Thursday, April 30, 2015


Battle of Gettysburg
Bearing in mind our posts of the last couple of days, "Love"    and "Love, Tolerance and Labels " we can draw it all together in this significant post, which is worth reading and re-reading.

One of the participants in the Battle of Gettysburg almost 152 years ago spoke of the sound of the battle at its height as a monstrous roar unlike anything he had known - certainly other than human. One can reflect on the turning of the earth and the vast cacophony of human activity - good and bad, beautiful and ugly - and imagine it like a giant humming top emitting its combined cries of joy and pain, creation and destruction in a immense chorus into the heavens. All of it too much for us, but all of it is known continually, immediately and forever to God.

In 2006 Abbot Hugh Gilbert of Pluscarden Abbey preached on the subject “Christ the Light” and posed the question, “What’s really going on in life in the world? What on earth is really happening?” We might re-phrase the question as, “What’s it all about?”

The Abbot takes us back to St Augustine around 400 AD to begin the answer:

“So, my brothers and sisters, our whole business in this life is the healing of the eye of the heart, that eye with which God is seen. It is for this the holy mysteries are celebrated, for this the word of God is preached, to this that the Church’s moral exhortations are directed” (St. Augustine of Hippo, Sermon 88, 5).

Read St. Cyril of Alexandria or John Chrysostom or Gregory the Great on this same Gospel - or, for that matter, on any - and it’s clear they see the same. For them, for the Fathers of the Church, the Bible is an organic whole, fully present in any part. So, my brothers and sisters, our whole business in this life is the healing of the eye of the heart, that eye with which God is seen. If the Fathers are right, then, any passage of Scripture, a fortiori any passage from the Gospels, can yield us a vision of the whole.

What is really going on in the world? The Bible, Faith, give their answer: it is this mysterious, half-hidden, half-revealed, work of God. It is the Father’s work through his Son; it is the bringing back of his sons and daughters from the place of exile and abandonment to the house destined for them from all eternity. 

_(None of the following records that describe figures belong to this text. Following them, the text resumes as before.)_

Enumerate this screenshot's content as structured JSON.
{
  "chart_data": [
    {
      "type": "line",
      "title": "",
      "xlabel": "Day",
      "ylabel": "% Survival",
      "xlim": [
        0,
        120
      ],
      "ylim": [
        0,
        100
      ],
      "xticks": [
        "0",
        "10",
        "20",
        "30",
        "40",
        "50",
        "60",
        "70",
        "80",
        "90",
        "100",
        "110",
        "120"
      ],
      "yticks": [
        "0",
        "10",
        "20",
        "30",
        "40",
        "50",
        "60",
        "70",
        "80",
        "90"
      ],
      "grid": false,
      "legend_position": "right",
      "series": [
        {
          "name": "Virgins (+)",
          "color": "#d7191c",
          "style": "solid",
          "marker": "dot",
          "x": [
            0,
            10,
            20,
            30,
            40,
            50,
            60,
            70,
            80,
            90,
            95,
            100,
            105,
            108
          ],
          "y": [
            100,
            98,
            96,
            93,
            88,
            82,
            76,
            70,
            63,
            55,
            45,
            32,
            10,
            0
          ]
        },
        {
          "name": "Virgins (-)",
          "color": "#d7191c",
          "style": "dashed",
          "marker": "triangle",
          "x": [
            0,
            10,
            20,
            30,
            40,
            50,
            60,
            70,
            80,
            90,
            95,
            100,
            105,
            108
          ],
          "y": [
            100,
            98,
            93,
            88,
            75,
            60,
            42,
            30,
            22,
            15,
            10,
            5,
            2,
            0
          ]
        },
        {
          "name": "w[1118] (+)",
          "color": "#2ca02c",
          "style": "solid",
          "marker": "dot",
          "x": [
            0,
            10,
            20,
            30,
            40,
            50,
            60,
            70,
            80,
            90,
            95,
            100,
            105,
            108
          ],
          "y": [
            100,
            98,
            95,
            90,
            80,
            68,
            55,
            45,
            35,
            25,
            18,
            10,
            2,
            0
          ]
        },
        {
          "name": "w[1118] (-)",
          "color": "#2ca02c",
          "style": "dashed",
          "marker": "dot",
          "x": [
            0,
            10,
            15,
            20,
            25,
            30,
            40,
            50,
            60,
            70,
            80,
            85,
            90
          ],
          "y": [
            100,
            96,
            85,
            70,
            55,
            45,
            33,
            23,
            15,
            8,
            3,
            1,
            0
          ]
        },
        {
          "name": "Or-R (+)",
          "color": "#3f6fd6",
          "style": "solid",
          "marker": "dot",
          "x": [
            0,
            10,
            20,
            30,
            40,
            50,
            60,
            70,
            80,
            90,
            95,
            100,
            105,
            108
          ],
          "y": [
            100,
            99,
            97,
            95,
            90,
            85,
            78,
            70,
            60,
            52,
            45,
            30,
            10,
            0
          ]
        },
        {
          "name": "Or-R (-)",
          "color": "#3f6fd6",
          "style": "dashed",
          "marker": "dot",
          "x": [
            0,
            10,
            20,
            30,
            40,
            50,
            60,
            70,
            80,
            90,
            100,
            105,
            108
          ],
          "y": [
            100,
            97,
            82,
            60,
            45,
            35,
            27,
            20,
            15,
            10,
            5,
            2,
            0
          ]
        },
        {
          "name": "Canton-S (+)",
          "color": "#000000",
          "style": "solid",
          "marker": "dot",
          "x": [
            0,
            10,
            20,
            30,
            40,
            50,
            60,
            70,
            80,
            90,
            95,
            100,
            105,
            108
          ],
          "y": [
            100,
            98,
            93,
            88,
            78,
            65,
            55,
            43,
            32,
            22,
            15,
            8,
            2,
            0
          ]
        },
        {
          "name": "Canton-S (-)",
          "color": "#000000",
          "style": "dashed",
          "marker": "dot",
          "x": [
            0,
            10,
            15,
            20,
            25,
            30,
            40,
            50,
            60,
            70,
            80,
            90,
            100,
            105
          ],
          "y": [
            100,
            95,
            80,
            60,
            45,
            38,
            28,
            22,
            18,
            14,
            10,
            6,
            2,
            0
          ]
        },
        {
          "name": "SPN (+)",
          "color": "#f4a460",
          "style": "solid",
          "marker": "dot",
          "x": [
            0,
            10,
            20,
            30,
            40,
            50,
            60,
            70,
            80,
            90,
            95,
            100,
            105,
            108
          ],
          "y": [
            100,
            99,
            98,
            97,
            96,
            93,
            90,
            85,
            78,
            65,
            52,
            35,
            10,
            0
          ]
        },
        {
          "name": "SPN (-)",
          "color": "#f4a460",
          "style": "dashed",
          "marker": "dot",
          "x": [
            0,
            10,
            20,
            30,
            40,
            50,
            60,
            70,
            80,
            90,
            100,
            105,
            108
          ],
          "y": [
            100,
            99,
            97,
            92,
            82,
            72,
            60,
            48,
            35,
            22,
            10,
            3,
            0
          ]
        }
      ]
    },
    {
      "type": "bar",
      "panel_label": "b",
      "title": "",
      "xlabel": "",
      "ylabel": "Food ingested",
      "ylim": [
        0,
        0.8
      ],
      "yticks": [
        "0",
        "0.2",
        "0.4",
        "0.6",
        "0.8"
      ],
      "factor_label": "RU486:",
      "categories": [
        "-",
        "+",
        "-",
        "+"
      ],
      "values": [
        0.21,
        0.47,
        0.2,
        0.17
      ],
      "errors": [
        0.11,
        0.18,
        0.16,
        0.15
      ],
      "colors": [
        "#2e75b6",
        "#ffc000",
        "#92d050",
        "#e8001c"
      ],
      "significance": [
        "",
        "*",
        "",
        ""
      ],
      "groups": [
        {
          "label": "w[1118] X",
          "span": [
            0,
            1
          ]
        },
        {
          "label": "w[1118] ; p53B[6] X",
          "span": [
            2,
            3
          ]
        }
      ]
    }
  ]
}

This is no small matter. It is the work for which the first promise of salvation after the Fall, and the covenants with Noah, Abraham, Israel and the house of David all prepare. It is the work achieved when Christ for the last time left Galilee, and Jericho, for Jerusalem, ‘took the toss / And rode the black horns of the cross - / But rose snow-silver from the dead’ (R. Campbell, To the Sun). It is the work carried on, offered to the whole of humanity, through the preaching and sacramental life of the Church, already visible in the communion of the Church, to be completed in the Land, the City, the House and Temple of the everlasting Kingdom. It is the bringing of creation to its goal. 

Faith has the nerve to say that under, in and through all things, even apparently contrary things, even the random, inexplicable, un-connectable things, it is this that is going on. ‘I am going tothe Father’s house,’were the last words of John Paul II.”

We need to keep the eye of our heart on God, remembering what it’s all about. God is not watching us “from a distance” as the song had it, but knows us continually, immediately and forever and knows how well we are keeping the eye of our heart on Him.